Die vorgeschlagenen Instrumente wie Dosierungen, Priorisierungen und Verlagerungen gingen einseitig zu Lasten des MIV. «Die Kapaziät für den MIV wird massiv eingeschränkt. Vor diesem Hintergrund überlegt sich der TCS, mit einer neuen Organisation Gegensteuer zu geben.»

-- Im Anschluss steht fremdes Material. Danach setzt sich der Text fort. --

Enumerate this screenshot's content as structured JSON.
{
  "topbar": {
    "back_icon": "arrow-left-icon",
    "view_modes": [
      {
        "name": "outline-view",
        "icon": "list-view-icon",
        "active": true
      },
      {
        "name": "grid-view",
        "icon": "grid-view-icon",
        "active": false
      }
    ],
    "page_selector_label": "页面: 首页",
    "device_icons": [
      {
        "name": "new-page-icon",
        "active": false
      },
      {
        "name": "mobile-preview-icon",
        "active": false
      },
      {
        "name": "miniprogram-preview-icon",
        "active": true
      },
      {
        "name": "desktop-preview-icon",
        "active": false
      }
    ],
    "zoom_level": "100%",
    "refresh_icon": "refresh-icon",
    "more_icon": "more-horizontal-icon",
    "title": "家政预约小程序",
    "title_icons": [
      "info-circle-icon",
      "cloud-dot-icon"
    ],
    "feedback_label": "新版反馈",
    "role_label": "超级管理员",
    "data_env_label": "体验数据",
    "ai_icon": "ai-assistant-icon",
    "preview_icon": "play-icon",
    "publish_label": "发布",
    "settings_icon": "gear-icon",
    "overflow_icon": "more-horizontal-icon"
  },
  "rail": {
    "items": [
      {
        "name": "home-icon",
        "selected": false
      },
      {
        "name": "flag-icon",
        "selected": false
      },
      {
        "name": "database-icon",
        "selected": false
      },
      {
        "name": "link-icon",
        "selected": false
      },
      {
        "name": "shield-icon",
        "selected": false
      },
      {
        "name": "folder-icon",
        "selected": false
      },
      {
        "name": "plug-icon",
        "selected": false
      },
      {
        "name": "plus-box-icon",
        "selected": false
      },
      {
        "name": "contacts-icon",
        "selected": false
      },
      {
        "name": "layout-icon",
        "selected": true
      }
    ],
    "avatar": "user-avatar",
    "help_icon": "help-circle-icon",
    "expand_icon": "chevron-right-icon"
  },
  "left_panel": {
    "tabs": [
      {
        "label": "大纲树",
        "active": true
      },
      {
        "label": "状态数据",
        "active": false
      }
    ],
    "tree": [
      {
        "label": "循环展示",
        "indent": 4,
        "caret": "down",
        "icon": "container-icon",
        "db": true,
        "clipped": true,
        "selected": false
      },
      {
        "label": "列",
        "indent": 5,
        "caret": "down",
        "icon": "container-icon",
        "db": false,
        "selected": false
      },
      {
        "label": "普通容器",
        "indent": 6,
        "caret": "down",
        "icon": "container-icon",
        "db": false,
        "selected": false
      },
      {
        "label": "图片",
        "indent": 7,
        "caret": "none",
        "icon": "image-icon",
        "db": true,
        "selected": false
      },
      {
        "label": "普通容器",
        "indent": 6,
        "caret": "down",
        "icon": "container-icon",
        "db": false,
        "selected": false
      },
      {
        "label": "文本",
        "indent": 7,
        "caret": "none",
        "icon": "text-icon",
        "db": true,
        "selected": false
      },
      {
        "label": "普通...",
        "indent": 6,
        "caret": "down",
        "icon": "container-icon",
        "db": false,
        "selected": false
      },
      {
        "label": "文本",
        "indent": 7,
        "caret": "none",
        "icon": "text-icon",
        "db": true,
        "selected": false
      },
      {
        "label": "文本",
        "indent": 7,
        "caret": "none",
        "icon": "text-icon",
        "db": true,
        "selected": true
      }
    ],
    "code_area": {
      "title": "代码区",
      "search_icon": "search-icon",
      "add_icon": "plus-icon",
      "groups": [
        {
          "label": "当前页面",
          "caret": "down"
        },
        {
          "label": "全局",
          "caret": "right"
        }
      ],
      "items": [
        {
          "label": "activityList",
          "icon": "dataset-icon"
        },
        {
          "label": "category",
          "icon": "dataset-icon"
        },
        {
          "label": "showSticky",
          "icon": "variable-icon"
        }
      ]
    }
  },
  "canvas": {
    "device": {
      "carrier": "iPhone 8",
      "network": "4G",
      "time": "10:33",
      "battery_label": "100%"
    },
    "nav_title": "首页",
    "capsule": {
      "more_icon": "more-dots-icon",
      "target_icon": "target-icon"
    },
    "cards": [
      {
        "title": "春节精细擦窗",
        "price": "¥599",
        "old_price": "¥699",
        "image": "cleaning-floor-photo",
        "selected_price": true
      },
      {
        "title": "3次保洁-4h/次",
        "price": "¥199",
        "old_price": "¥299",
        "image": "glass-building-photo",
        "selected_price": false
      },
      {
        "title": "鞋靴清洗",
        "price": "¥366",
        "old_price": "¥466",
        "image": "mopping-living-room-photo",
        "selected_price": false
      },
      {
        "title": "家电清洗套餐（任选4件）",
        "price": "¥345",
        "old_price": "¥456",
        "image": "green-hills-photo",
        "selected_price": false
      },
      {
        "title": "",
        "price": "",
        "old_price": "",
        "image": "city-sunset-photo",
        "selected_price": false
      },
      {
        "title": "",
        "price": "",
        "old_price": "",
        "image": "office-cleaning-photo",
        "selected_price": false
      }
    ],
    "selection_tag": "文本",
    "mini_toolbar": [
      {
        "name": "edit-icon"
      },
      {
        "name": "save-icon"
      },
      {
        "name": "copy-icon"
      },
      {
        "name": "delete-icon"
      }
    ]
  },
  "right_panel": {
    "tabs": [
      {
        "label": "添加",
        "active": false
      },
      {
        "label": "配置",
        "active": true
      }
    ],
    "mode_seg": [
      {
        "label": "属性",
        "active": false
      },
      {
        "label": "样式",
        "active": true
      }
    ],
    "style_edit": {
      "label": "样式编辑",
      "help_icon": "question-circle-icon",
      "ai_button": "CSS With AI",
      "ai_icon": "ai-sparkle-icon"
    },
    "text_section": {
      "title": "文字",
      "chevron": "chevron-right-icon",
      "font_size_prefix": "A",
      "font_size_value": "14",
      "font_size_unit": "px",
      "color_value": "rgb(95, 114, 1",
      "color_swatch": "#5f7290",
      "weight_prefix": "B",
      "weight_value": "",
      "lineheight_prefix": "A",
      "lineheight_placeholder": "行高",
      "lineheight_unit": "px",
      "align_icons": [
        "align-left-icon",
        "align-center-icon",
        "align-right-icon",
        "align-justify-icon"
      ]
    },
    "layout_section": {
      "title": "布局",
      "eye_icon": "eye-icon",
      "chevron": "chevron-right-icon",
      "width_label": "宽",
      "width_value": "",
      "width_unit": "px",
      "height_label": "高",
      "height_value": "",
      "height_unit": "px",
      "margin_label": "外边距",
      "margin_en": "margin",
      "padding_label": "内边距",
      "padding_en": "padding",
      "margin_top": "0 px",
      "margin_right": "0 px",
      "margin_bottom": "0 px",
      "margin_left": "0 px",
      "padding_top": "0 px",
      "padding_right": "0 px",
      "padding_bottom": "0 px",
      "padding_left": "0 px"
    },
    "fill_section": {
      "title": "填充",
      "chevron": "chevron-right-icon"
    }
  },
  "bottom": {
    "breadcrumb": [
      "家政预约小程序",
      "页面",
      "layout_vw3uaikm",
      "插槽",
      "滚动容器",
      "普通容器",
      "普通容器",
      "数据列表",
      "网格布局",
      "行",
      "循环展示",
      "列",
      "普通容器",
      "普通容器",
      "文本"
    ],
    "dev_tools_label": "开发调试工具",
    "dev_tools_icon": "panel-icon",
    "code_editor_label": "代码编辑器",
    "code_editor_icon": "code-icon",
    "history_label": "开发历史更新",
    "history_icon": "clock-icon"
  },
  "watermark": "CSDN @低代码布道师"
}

Lösungsansatz  «Grosskreisel Neustadt»

Neben den aufgeführten Kritikpunkten vermisst der TCS beim Gesamtverkehrskonzept innovative Lösungsansätze, die «über den Tellerrand» blicken und mithelfen könnten, die künftigen Herausforderungen der Luzerner Verkehrspolitik aufzugreifen. In eine solche Richtung gehe das Projekt «Grosskreisel Neustadt», das der TCS von externer Stelle beurteilen liess. «Ein Vorteil einer neuen Verkehrsführung wäre, dass der Verkehr entflechtet würde, sodass MIV, öV und Langsam- verkehr gleichermassen profitieren würden. Konflikte an Kreuzungen würden entschärft und der Verkehrsfluss verbessert», wird Sektionspräsident Peter Schilliger in der Mitteilung zitiert.